Khadijah Tidak Menikah
Tidak ada penjelasan dari dirinya sendiri, mengapa ia tidak menikah sepanjang hidupnya. Seperti pada umumnya tokoh besar yang memilih tidak menikah, ia tampaknya lebih terpikat pada kerja-kerja intelektual, menyebarkan ilmu pengetahuan dan melakukan advokasi-advokasi kemanusiaan.

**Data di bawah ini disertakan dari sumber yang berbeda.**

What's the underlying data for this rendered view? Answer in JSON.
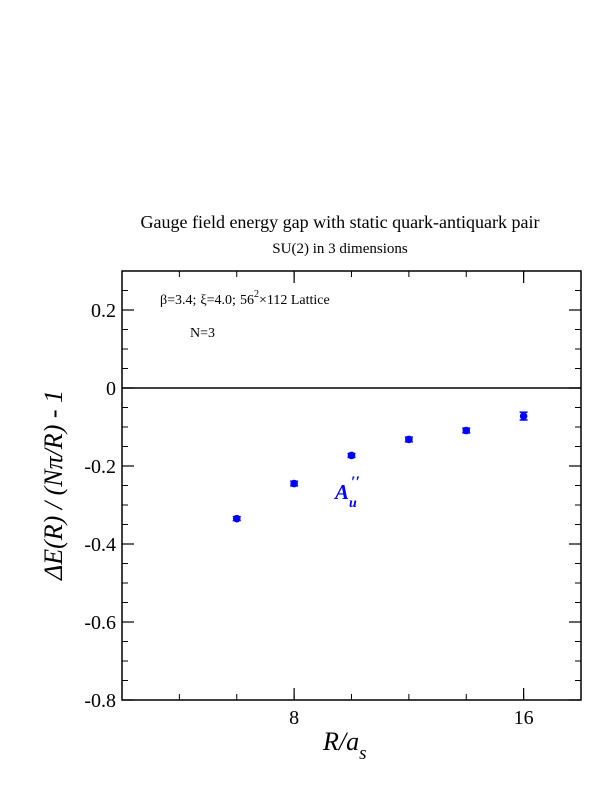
{
  "chart_data": {
    "type": "scatter",
    "title": "Gauge field energy gap with static quark-antiquark pair",
    "subtitle": "SU(2) in 3 dimensions",
    "xlabel": {
      "main": "R/a",
      "sub": "s"
    },
    "ylabel": "ΔE(R) / (Nπ/R) - 1",
    "xlim": [
      2,
      18
    ],
    "ylim": [
      -0.8,
      0.3
    ],
    "x_ticks": [
      8,
      16
    ],
    "x_tick_labels": [
      "8",
      "16"
    ],
    "y_ticks": [
      0.2,
      0,
      -0.2,
      -0.4,
      -0.6,
      -0.8
    ],
    "y_tick_labels": [
      "0.2",
      "0",
      "-0.2",
      "-0.4",
      "-0.6",
      "-0.8"
    ],
    "reference_line_y": 0,
    "grid": false,
    "legend": "none",
    "annotations": {
      "params": {
        "beta": "β=3.4;",
        "xi": "ξ=4.0;",
        "lattice_base": "56",
        "lattice_exp": "2",
        "lattice_rest": "×112 Lattice"
      },
      "n": "N=3",
      "series_label": {
        "main": "A",
        "sub": "u",
        "sup": "′′"
      }
    },
    "series": [
      {
        "color": "#0000ff",
        "x": [
          6,
          8,
          10,
          12,
          14,
          16
        ],
        "y": [
          -0.335,
          -0.245,
          -0.173,
          -0.132,
          -0.109,
          -0.072
        ],
        "yerr": [
          0.005,
          0.006,
          0.005,
          0.006,
          0.006,
          0.01
        ]
      }
    ]
  }
}
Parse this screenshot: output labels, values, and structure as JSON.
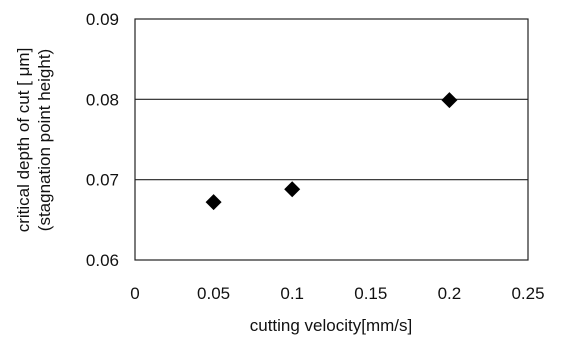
{
  "chart_data": {
    "type": "scatter",
    "xlabel": "cutting velocity[mm/s]",
    "ylabel": [
      "critical depth of cut [ μm]",
      "(stagnation point height)"
    ],
    "xlim": [
      0,
      0.25
    ],
    "ylim": [
      0.06,
      0.09
    ],
    "x_ticks": [
      "0",
      "0.05",
      "0.1",
      "0.15",
      "0.2",
      "0.25"
    ],
    "y_ticks": [
      "0.06",
      "0.07",
      "0.08",
      "0.09"
    ],
    "grid": "horizontal",
    "marker": "diamond",
    "series": [
      {
        "points": [
          {
            "x": 0.05,
            "y": 0.0672
          },
          {
            "x": 0.1,
            "y": 0.0688
          },
          {
            "x": 0.2,
            "y": 0.0799
          }
        ]
      }
    ]
  }
}
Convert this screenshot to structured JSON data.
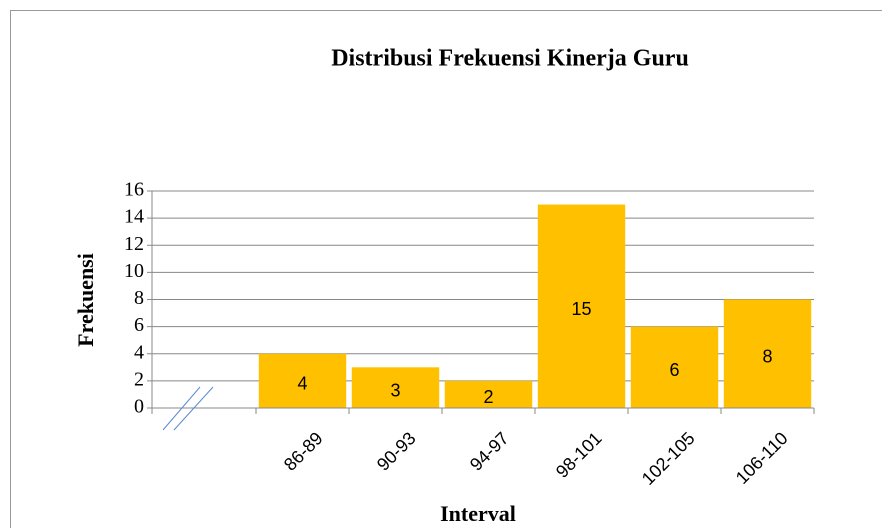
{
  "chart_data": {
    "type": "bar",
    "title": "Distribusi Frekuensi Kinerja Guru",
    "x_label": "Interval",
    "y_label": "Frekuensi",
    "categories": [
      null,
      "86-89",
      "90-93",
      "94-97",
      "98-101",
      "102-105",
      "106-110"
    ],
    "values": [
      null,
      4,
      3,
      2,
      15,
      6,
      8
    ],
    "color": "#ffc000",
    "ylim": [
      0,
      16
    ],
    "yticks": [
      0,
      2,
      4,
      6,
      8,
      10,
      12,
      14,
      16
    ],
    "grid": true
  }
}
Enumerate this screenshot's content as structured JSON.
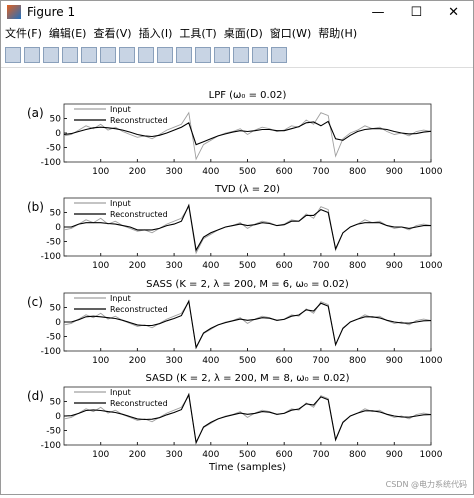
{
  "window": {
    "title": "Figure 1",
    "menu": [
      "文件(F)",
      "编辑(E)",
      "查看(V)",
      "插入(I)",
      "工具(T)",
      "桌面(D)",
      "窗口(W)",
      "帮助(H)"
    ],
    "watermark": "CSDN @电力系统代码"
  },
  "chart_data": [
    {
      "type": "line",
      "panel_label": "(a)",
      "title": "LPF (ω₀ = 0.02)",
      "xlim": [
        0,
        1000
      ],
      "ylim": [
        -100,
        100
      ],
      "xticks": [
        100,
        200,
        300,
        400,
        500,
        600,
        700,
        800,
        900,
        1000
      ],
      "yticks": [
        -100,
        -50,
        0,
        50
      ],
      "legend": "upper-left",
      "x": [
        0,
        20,
        40,
        60,
        80,
        100,
        120,
        140,
        160,
        180,
        200,
        220,
        240,
        260,
        280,
        300,
        320,
        340,
        360,
        380,
        400,
        420,
        440,
        460,
        480,
        500,
        520,
        540,
        560,
        580,
        600,
        620,
        640,
        660,
        680,
        700,
        720,
        740,
        760,
        780,
        800,
        820,
        840,
        860,
        880,
        900,
        920,
        940,
        960,
        980,
        1000
      ],
      "series": [
        {
          "name": "Input",
          "color": "#a0a0a0",
          "values": [
            -10,
            -5,
            10,
            25,
            15,
            30,
            10,
            20,
            5,
            -5,
            -15,
            -10,
            -20,
            -5,
            10,
            20,
            30,
            70,
            -90,
            -40,
            -25,
            -10,
            0,
            5,
            15,
            -5,
            10,
            20,
            15,
            5,
            10,
            25,
            20,
            45,
            30,
            70,
            60,
            -80,
            -20,
            0,
            10,
            25,
            15,
            20,
            5,
            -5,
            0,
            -10,
            5,
            10,
            5
          ]
        },
        {
          "name": "Reconstructed",
          "color": "#000000",
          "values": [
            -5,
            -2,
            5,
            12,
            18,
            20,
            18,
            15,
            10,
            3,
            -5,
            -10,
            -12,
            -8,
            0,
            10,
            20,
            35,
            -40,
            -30,
            -20,
            -10,
            -3,
            3,
            8,
            5,
            8,
            12,
            12,
            8,
            8,
            15,
            22,
            35,
            38,
            25,
            40,
            -20,
            -25,
            -8,
            5,
            12,
            15,
            15,
            12,
            5,
            0,
            -3,
            -2,
            3,
            6
          ]
        }
      ]
    },
    {
      "type": "line",
      "panel_label": "(b)",
      "title": "TVD (λ = 20)",
      "xlim": [
        0,
        1000
      ],
      "ylim": [
        -100,
        100
      ],
      "xticks": [
        100,
        200,
        300,
        400,
        500,
        600,
        700,
        800,
        900,
        1000
      ],
      "yticks": [
        -100,
        -50,
        0,
        50
      ],
      "legend": "upper-left",
      "x": [
        0,
        20,
        40,
        60,
        80,
        100,
        120,
        140,
        160,
        180,
        200,
        220,
        240,
        260,
        280,
        300,
        320,
        340,
        360,
        380,
        400,
        420,
        440,
        460,
        480,
        500,
        520,
        540,
        560,
        580,
        600,
        620,
        640,
        660,
        680,
        700,
        720,
        740,
        760,
        780,
        800,
        820,
        840,
        860,
        880,
        900,
        920,
        940,
        960,
        980,
        1000
      ],
      "series": [
        {
          "name": "Input",
          "color": "#a0a0a0",
          "values": [
            -10,
            -5,
            10,
            25,
            15,
            30,
            10,
            20,
            5,
            -5,
            -15,
            -10,
            -20,
            -5,
            10,
            20,
            30,
            70,
            -90,
            -40,
            -25,
            -10,
            0,
            5,
            15,
            -5,
            10,
            20,
            15,
            5,
            10,
            25,
            20,
            45,
            30,
            70,
            60,
            -80,
            -20,
            0,
            10,
            25,
            15,
            20,
            5,
            -5,
            0,
            -10,
            5,
            10,
            5
          ]
        },
        {
          "name": "Reconstructed",
          "color": "#000000",
          "values": [
            0,
            0,
            10,
            15,
            15,
            15,
            12,
            10,
            5,
            0,
            -10,
            -10,
            -10,
            -5,
            5,
            10,
            20,
            75,
            -80,
            -35,
            -20,
            -10,
            0,
            5,
            10,
            5,
            8,
            15,
            12,
            5,
            8,
            20,
            20,
            40,
            40,
            60,
            50,
            -75,
            -20,
            0,
            10,
            15,
            15,
            15,
            5,
            0,
            0,
            -5,
            0,
            5,
            5
          ]
        }
      ]
    },
    {
      "type": "line",
      "panel_label": "(c)",
      "title": "SASS (K = 2, λ = 200, M = 6, ω₀ = 0.02)",
      "xlim": [
        0,
        1000
      ],
      "ylim": [
        -100,
        100
      ],
      "xticks": [
        100,
        200,
        300,
        400,
        500,
        600,
        700,
        800,
        900,
        1000
      ],
      "yticks": [
        -100,
        -50,
        0,
        50
      ],
      "legend": "upper-left",
      "x": [
        0,
        20,
        40,
        60,
        80,
        100,
        120,
        140,
        160,
        180,
        200,
        220,
        240,
        260,
        280,
        300,
        320,
        340,
        360,
        380,
        400,
        420,
        440,
        460,
        480,
        500,
        520,
        540,
        560,
        580,
        600,
        620,
        640,
        660,
        680,
        700,
        720,
        740,
        760,
        780,
        800,
        820,
        840,
        860,
        880,
        900,
        920,
        940,
        960,
        980,
        1000
      ],
      "series": [
        {
          "name": "Input",
          "color": "#a0a0a0",
          "values": [
            -10,
            -5,
            10,
            25,
            15,
            30,
            10,
            20,
            5,
            -5,
            -15,
            -10,
            -20,
            -5,
            10,
            20,
            30,
            70,
            -90,
            -40,
            -25,
            -10,
            0,
            5,
            15,
            -5,
            10,
            20,
            15,
            5,
            10,
            25,
            20,
            45,
            30,
            70,
            60,
            -80,
            -20,
            0,
            10,
            25,
            15,
            20,
            5,
            -5,
            0,
            -10,
            5,
            10,
            5
          ]
        },
        {
          "name": "Reconstructed",
          "color": "#000000",
          "values": [
            0,
            0,
            8,
            18,
            20,
            18,
            15,
            12,
            6,
            -2,
            -10,
            -12,
            -12,
            -6,
            4,
            12,
            22,
            72,
            -88,
            -38,
            -22,
            -10,
            -2,
            4,
            10,
            6,
            9,
            15,
            13,
            6,
            9,
            20,
            24,
            42,
            38,
            65,
            55,
            -78,
            -22,
            0,
            10,
            18,
            18,
            14,
            6,
            0,
            -3,
            -4,
            0,
            4,
            5
          ]
        }
      ]
    },
    {
      "type": "line",
      "panel_label": "(d)",
      "title": "SASD (K = 2, λ = 200, M = 8, ω₀ = 0.02)",
      "xlabel": "Time (samples)",
      "xlim": [
        0,
        1000
      ],
      "ylim": [
        -100,
        100
      ],
      "xticks": [
        100,
        200,
        300,
        400,
        500,
        600,
        700,
        800,
        900,
        1000
      ],
      "yticks": [
        -100,
        -50,
        0,
        50
      ],
      "legend": "upper-left",
      "x": [
        0,
        20,
        40,
        60,
        80,
        100,
        120,
        140,
        160,
        180,
        200,
        220,
        240,
        260,
        280,
        300,
        320,
        340,
        360,
        380,
        400,
        420,
        440,
        460,
        480,
        500,
        520,
        540,
        560,
        580,
        600,
        620,
        640,
        660,
        680,
        700,
        720,
        740,
        760,
        780,
        800,
        820,
        840,
        860,
        880,
        900,
        920,
        940,
        960,
        980,
        1000
      ],
      "series": [
        {
          "name": "Input",
          "color": "#a0a0a0",
          "values": [
            -10,
            -5,
            10,
            25,
            15,
            30,
            10,
            20,
            5,
            -5,
            -15,
            -10,
            -20,
            -5,
            10,
            20,
            30,
            70,
            -90,
            -40,
            -25,
            -10,
            0,
            5,
            15,
            -5,
            10,
            20,
            15,
            5,
            10,
            25,
            20,
            45,
            30,
            70,
            60,
            -80,
            -20,
            0,
            10,
            25,
            15,
            20,
            5,
            -5,
            0,
            -10,
            5,
            10,
            5
          ]
        },
        {
          "name": "Reconstructed",
          "color": "#000000",
          "values": [
            0,
            1,
            9,
            19,
            21,
            19,
            15,
            12,
            6,
            -2,
            -10,
            -12,
            -11,
            -6,
            4,
            12,
            22,
            74,
            -92,
            -38,
            -22,
            -10,
            -2,
            4,
            10,
            6,
            9,
            15,
            13,
            6,
            9,
            20,
            24,
            42,
            38,
            66,
            56,
            -82,
            -22,
            0,
            10,
            18,
            18,
            14,
            6,
            0,
            -3,
            -4,
            0,
            4,
            5
          ]
        }
      ]
    }
  ]
}
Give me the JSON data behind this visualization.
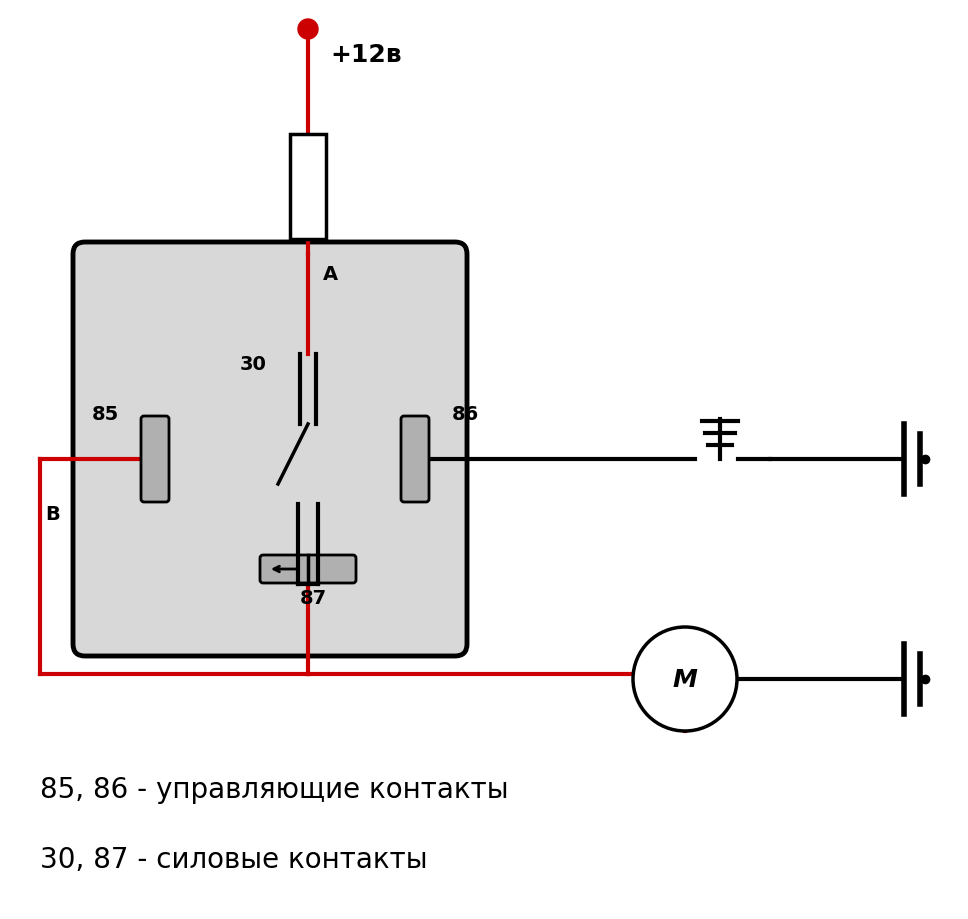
{
  "bg_color": "#ffffff",
  "black": "#000000",
  "red": "#cc0000",
  "relay_gray": "#d8d8d8",
  "text1": "85, 86 - управляющие контакты",
  "text2": "30, 87 - силовые контакты",
  "label_plus12v": "+12в",
  "label_A": "A",
  "label_B": "B",
  "label_30": "30",
  "label_85": "85",
  "label_86": "86",
  "label_87": "87",
  "label_M": "M"
}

Seorang pengagum Khadijah, Ala Ghaul, menulis puisi dan memposting di Facebooknya, pada hari Senin, 27-07-1403 H. Saya mengutipkan sebagian dari puisi itu di sini:
هذي أنا و يَقولُ عاشقُكِ الكثيرَ فما تَرَيْنَ يقولُ قد:
مَاتَتْ بَتُّولاً لم تُرِدْ زوجاً و عَاشتْ كَيْ تقومَ عَلَى رِعايةِ دِينِهَاوَ تَمَسَّكَتْ بِعَفَافِهَا وَ نَقَاءِ صُورَتِهَا وَ هَذا مَا رَوَاهُ الكاتبون و من تناقلَ ما لديها من خصالٍ لم تكنْ موجودةً في كلِّ نسوانِ المدينةِ
يَأْتِيهَا النِّساءُ لِكَي تَرَى فِي أَمْرِهِنَّ وَ لَمْ تخيِّبْ ظنَّ مَنْ سَارُوا إِلَيْهَا كَيْ تُشِيرِ بِرَأْيِهَا فِي مُعَضَّلاَتٍ حلُّها كم غيرَ الأوضاعَ في تلكَ المدينةِ
يا خديجةُ أنتِ فَضَّلْتِ الحياةَ على الزَّوَاجِ وَ فيكِ أوصافُ النساءِ العابداتِ
و فيكِ سِحرُ القيروانِ و سَاحِلُ الْبَحرِ الجميلِ
دُفِنَتْ بجانبِ أهلِها و يَزُورُها مَنْ كَانَ يَعْرِفُ سِيرةَ الطُّهْرِ الَّتي مَاتَتْ عَلَيهَا
Ini, aku yang bicara
Betapa banyak laki-laki merinduimu,
tetapi kau acuh saja
dia yang merinduimu
Ini, aku yang bicara
Dia mati sendiri, tak mau kawin
Dia memilih menjaga agama
Menjaga diri
Itu kata banyak orang
Tak ada di kota ini perempuan sepertimu
Perempuan-perempuan dari ragam penjuru datang kepadanya
Bertanya dan mengadu nasibnya
Dan mereka pulang dengan riang
O, Khadijah
Kau lebih memilih hidup menyepi, sendiri
Ketimbang bersama suami
Kaulah wakil perempuan-perempuan “Abidat” yang tekun ibadah
Kaulah pesona Qairawan dan pantai lautan yang indah
Saat pulang, kau dibaringkan di samping ayahmu
Dan mereka yang mengenal kesucian pribadimu
Menziarahimu.
Begitulah. Dan aku merindukan lahirnya perempuan-perempuan ulama seperti dia: Khadijah.